News Headlines - 12 November 2019

Campus clashes as universities become new battleground in Hong Kong anti-government unrest | South China Morning Post

It was the second day Chinese University (CUHK) was plunged into hours-long, intense confrontations between police and anti-government demonstrators. It was also a day police fired tear gas outside City University as early as 7.20am, and got into a showdown with students at the University of Hong Kong (HKU).

Japan 'glasses ban' for women at work sparks backlash - BBC News

Several local news outlets said some companies had "banned" eyewear for female employees for various reasons.
Among them, some retail chains reportedly said glasses-wearing shop assistants gave a "cold impression".
That has sparked heated discussion on Japanese social media over dress practices and women in the workplace.

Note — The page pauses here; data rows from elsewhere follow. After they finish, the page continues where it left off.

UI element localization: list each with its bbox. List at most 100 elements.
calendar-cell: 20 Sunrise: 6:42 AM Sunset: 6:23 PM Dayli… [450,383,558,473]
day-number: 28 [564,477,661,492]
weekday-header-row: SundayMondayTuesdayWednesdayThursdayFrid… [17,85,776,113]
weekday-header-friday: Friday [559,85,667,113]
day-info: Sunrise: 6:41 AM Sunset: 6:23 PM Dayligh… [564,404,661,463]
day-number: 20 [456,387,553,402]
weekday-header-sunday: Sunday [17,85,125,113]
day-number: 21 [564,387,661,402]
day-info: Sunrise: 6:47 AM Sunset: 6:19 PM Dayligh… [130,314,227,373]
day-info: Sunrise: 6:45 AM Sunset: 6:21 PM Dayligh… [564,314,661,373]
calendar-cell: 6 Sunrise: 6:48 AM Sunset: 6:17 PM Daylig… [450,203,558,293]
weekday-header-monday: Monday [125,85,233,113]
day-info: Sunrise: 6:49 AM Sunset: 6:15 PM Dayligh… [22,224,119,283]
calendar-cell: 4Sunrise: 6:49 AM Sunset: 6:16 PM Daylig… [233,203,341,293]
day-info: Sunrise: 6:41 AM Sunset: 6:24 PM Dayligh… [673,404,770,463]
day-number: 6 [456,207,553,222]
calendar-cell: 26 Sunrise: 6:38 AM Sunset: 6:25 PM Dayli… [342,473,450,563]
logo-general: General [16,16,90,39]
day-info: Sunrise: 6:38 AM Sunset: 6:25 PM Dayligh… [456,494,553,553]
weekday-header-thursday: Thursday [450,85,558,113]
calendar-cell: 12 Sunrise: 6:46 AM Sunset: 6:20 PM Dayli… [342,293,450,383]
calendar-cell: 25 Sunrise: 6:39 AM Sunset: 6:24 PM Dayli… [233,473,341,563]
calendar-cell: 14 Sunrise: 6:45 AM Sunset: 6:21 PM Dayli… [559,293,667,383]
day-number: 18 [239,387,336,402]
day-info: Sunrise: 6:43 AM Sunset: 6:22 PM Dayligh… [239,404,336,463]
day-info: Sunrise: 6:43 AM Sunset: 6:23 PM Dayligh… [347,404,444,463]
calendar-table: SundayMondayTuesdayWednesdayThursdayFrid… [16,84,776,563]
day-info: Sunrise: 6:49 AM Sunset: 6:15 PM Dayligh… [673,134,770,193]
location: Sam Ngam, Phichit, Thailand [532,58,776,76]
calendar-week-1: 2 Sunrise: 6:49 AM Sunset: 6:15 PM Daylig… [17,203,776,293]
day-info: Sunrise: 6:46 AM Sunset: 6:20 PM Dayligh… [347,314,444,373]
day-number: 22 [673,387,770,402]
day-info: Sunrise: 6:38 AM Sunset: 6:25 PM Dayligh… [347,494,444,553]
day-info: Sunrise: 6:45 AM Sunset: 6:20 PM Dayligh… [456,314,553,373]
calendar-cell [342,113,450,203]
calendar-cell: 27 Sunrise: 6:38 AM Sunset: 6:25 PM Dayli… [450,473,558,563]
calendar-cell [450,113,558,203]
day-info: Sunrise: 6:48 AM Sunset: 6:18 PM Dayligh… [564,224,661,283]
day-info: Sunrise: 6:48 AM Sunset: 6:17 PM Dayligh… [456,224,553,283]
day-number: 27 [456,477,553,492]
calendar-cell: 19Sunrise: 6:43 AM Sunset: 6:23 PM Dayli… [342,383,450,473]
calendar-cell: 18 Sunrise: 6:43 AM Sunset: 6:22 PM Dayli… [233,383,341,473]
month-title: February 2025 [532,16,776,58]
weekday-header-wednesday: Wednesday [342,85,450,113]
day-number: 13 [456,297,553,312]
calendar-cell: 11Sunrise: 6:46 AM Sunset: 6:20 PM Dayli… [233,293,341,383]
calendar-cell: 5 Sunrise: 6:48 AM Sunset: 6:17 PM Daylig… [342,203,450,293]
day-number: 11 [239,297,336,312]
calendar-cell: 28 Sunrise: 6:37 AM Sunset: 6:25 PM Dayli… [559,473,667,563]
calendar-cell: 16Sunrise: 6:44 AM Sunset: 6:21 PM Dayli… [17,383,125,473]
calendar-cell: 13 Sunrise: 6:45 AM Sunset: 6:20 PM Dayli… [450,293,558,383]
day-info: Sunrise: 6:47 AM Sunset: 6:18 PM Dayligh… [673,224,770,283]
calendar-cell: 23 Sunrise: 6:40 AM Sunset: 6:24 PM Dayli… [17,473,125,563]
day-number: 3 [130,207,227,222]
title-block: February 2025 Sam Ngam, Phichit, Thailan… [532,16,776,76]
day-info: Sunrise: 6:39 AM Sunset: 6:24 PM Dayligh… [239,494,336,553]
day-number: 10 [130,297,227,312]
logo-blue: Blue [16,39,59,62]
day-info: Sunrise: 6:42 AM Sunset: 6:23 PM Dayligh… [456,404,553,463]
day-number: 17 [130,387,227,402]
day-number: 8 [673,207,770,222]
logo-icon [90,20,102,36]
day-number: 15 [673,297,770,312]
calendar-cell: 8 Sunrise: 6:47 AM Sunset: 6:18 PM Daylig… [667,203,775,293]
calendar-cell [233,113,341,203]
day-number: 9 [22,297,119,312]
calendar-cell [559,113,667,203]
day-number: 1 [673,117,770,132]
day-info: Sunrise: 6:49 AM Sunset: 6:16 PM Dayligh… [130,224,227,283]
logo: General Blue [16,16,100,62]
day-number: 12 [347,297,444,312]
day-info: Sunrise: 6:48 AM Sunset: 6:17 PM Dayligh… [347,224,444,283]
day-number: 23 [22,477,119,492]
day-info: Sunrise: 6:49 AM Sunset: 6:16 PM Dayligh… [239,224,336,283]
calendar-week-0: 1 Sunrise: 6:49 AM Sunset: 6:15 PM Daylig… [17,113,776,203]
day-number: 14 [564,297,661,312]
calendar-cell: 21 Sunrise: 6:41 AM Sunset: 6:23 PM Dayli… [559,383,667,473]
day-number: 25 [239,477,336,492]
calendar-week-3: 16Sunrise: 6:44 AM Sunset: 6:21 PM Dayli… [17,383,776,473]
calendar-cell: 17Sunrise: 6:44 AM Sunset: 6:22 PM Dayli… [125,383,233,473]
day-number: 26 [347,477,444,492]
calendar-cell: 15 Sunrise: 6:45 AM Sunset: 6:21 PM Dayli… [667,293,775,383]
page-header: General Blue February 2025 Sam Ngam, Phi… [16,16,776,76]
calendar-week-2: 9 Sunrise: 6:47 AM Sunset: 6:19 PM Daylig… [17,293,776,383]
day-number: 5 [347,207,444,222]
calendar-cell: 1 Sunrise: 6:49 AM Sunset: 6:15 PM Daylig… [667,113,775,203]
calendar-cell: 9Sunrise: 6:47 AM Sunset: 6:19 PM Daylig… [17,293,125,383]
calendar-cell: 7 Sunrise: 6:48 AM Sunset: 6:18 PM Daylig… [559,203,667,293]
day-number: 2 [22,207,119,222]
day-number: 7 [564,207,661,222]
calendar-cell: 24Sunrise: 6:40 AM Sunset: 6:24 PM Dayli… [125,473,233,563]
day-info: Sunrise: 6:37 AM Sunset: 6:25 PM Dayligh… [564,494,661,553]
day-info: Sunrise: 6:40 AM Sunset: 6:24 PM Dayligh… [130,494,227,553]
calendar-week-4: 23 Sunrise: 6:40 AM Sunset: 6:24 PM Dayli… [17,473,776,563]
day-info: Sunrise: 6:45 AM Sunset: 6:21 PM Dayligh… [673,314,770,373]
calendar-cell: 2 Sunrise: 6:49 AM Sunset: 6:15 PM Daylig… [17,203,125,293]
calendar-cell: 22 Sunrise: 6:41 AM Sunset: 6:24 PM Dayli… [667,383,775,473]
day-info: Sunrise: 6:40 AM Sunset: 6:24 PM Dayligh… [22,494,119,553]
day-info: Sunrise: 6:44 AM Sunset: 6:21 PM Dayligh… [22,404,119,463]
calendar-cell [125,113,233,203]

Amid favoritism uproar, ex-top Japan bureaucrat, 88, referred to prosecutors over deadly crash | The Japan Times

Police on Tuesday referred to prosecutors the case of an 88-year-old former senior bureaucrat who was involved in a Tokyo car crash that left a toddler and her mother dead and prompted many elderly Japanese to surrender their driver’s licenses for fear of causing a similar accident.
The police concluded after a seven-month investigation that the April accident was caused by Kozo Iizuka, former head of the Agency of Industrial Science and Technology, rather than a problem with his car.

The downfall of Carlos Ghosn | Financial Times

Ghosn is confined to Tokyo under the terms of a $13.5m bail agreement... No start date has been set for the trial, which could ultimately cost him many more years of freedom. He can see his children but not his second wife Carole. When he leaves his flat, he is tailed by three agencies: the police, prosecutors and a private detective believed to be hired by the very company he once saved from bankruptcy.

1.5 years after penis and scrotum transplant, injured veteran feels 'whole' again

A veteran who lost his legs and genitals when a roadside bomb exploded in Afghanistan is doing well a year and a half after undergoing the first full total penis and scrotum transplant.
His surgeons at Johns Hopkins in Baltimore provided an update about the man's condition in a letter published Wednesday in the New England Journal of Medicine.